Il est vrai que les sujets à contestation demeurent nombreux dans les assemblées générales françaises, par exemple les demandes multiples d’autorisations d’augmentation du capital sans droit préférentiel de souscription, les dispositifs anti-OPA ou encore certaines conventions réglementées. Les questions de rémunération sont également particulièrement sensibles. Les indemnités de départ des mandataires sociaux dirigeants et les plans d’options ou actions gratuites affichent de forts taux d’opposition et certains rejets. En Europe également les sujets de rémunération sont au cœur du débat : alors que Ethos, partenaire suisse de Proxinvest, réussit à introduire le vote sur les rémunérations (« Say On Pay ») dans les grandes sociétés suisses, trois sociétés britanniques ont vu leur rapport sur les rémunérations rejeté (Royal Bank of Scotland, Royal Dutch Shell PLC), trois sociétés néerlandaises ont été poussées à retirer des propositions de modification de la politique de rémunération des dirigeants (Heineken, Randstad Holding, Royal DSM) et en Allemagne, Infineon s’est vu rejeter une résolution autorisant un nouveau plan d’options pour les dirigeants.

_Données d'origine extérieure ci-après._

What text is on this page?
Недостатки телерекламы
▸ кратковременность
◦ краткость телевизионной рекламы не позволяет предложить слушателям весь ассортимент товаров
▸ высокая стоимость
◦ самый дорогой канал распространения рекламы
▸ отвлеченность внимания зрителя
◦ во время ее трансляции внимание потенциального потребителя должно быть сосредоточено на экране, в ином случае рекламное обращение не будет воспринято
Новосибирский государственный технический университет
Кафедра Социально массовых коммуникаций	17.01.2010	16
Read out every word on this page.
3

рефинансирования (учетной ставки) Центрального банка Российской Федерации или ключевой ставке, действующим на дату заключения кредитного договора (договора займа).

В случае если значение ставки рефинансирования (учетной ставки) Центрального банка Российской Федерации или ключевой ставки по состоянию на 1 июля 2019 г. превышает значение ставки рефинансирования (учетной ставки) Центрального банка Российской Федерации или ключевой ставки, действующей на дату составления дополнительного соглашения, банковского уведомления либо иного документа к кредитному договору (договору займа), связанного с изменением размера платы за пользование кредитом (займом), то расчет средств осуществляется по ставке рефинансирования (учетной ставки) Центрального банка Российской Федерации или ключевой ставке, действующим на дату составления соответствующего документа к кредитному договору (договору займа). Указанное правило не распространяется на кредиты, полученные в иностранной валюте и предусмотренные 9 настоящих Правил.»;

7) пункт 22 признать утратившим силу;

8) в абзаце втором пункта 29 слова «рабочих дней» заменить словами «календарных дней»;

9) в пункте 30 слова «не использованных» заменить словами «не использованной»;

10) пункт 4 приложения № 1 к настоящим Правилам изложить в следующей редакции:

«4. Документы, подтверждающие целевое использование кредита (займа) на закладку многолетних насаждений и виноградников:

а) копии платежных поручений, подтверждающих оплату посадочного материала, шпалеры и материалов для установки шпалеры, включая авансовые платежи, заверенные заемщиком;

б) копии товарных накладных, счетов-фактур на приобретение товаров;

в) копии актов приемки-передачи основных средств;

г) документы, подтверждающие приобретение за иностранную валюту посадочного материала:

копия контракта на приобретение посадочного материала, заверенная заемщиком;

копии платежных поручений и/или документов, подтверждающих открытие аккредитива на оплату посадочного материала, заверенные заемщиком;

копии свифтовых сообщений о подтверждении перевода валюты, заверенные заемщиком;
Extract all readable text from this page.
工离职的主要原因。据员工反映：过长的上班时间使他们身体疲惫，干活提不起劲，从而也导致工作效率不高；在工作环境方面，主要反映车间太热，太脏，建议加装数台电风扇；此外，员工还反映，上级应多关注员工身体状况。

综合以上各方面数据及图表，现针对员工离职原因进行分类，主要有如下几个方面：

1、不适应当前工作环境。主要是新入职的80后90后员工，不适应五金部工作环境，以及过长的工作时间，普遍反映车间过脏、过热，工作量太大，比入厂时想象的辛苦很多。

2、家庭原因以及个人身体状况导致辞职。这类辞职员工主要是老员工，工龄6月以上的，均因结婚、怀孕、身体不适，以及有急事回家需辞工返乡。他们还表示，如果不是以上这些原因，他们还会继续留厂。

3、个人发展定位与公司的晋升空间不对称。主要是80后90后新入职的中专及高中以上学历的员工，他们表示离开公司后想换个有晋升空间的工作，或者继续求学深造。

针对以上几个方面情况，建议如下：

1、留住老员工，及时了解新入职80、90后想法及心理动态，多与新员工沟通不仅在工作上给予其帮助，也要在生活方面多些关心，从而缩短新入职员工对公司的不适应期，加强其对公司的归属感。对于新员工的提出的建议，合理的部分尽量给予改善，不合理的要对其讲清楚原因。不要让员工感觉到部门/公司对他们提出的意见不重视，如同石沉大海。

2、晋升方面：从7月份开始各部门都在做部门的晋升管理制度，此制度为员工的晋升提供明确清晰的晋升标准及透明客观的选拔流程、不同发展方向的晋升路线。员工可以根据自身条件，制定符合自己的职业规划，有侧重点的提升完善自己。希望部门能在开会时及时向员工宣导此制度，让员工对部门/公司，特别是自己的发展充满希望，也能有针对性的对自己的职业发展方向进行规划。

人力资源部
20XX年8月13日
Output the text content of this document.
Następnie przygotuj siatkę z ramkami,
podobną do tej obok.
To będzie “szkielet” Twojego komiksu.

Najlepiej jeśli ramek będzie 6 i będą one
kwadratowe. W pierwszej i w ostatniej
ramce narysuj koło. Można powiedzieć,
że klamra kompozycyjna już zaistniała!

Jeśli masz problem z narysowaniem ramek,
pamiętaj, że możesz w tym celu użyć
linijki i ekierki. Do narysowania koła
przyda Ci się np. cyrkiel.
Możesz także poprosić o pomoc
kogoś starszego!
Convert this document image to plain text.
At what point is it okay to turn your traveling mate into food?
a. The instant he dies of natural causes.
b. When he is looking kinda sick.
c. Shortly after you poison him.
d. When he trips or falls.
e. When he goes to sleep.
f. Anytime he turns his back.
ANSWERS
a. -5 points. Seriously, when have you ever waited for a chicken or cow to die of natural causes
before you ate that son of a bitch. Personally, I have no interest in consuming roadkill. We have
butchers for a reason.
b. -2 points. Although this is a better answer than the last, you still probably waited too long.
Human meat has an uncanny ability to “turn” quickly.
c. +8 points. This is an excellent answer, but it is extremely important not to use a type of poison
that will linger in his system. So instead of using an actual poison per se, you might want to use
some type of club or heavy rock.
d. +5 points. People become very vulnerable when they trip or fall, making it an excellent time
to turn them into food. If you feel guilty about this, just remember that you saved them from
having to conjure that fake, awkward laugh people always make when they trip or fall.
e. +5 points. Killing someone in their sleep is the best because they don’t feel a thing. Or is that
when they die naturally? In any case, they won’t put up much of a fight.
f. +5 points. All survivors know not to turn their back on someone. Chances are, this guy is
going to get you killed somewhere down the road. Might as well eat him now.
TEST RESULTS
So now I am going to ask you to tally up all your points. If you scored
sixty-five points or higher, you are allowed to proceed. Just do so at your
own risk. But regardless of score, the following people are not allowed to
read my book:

Expressions de divergences ou de conflits entre actionnaires et dirigeants, le nombre de résolutions externes est multiplié par trois en 2009 pour atteindre soixante deux résolutions dans dix-sept sociétés différentes. Les actionnaires salariés se montrent de plus en plus actifs avec des résolutions chez Total, GDF Suez, EDF, Schneider Electric et CGG Veritas. Les candidatures externes d’actionnaires dits dissidents caractérisent les assemblées d’Anovo et d’IMS. Certains actionnaires minoritaires ouvrent parfois le débat sur certains points financiers ou de gouvernance en déposant ces résolutions (Gecina : révocations et amendements de résolutions ; Bricorama : gouvernance et conventions réglementées avec l’actionnaire principal, Guyenne et Gascogne : dividende exceptionnel et suppression du droit de vote double).

En France, la saison 2009 des assemblées générales restera également marquée par le refus d’inscription à l’ordre du jour de trois résolutions externes demandant l’approbation de la rémunération du président non exécutif (Total, Sanofi-Aventis, Cap Gemini), les conseils d’administration arguant que la rémunération du Président du Conseil était de la compétence exclusive du conseil et que l’assemblée générale n’avait donc aucun droit de regard sur celle-ci. Loin de fonder leur légitimité sur la confiance de leurs actionnaires, les conseils d’administration préfèrent les voies incantatoires du « comply or explain » pour abuser les investisseurs par des exercices de gouvernance déclarative mais non responsable. Il demeure que les actionnaires préfèrent l’intégrité et la responsabilité à l’étalage des vertus de bonne gouvernance. Il n’est pas interdit de penser que l’affaire Veolia-EDF tout comme l’affaire EADS ont un coût économique élevé du fait de l’impact négatif sur le coût du capital. Il faut donc que le gouvernement renforce les pouvoirs du régulateur, diversifie son collège et augmente ses moyens afin de renforcer la confiance des marchés et obtenir l’impact économique positif sur l’investissement.

La confiance du marché dans les sociétés françaises sera d’autant plus forte et le coût du capital d’autant plus faible que celles-ci bénéficieront d’investisseurs de long terme s’engageant collectivement pour instaurer les meilleurs standards de gouvernance et un profond respect des règles de la démocratie actionnariale. La politique de vote de Proxinvest pour la saison 2010 des assemblées générales présentée dans ce rapport affirme pour sa part la nécessité de la séparation des fonctions de président du conseil et de directeur général, un meilleur contrôle de la disponibilité et de la rémunération des présidents non-exécutifs et enfin la surveillance de la qualité des conditions de performance pour les plans d’options ou d’actions gratuites attribués aux mandataires sociaux dirigeants.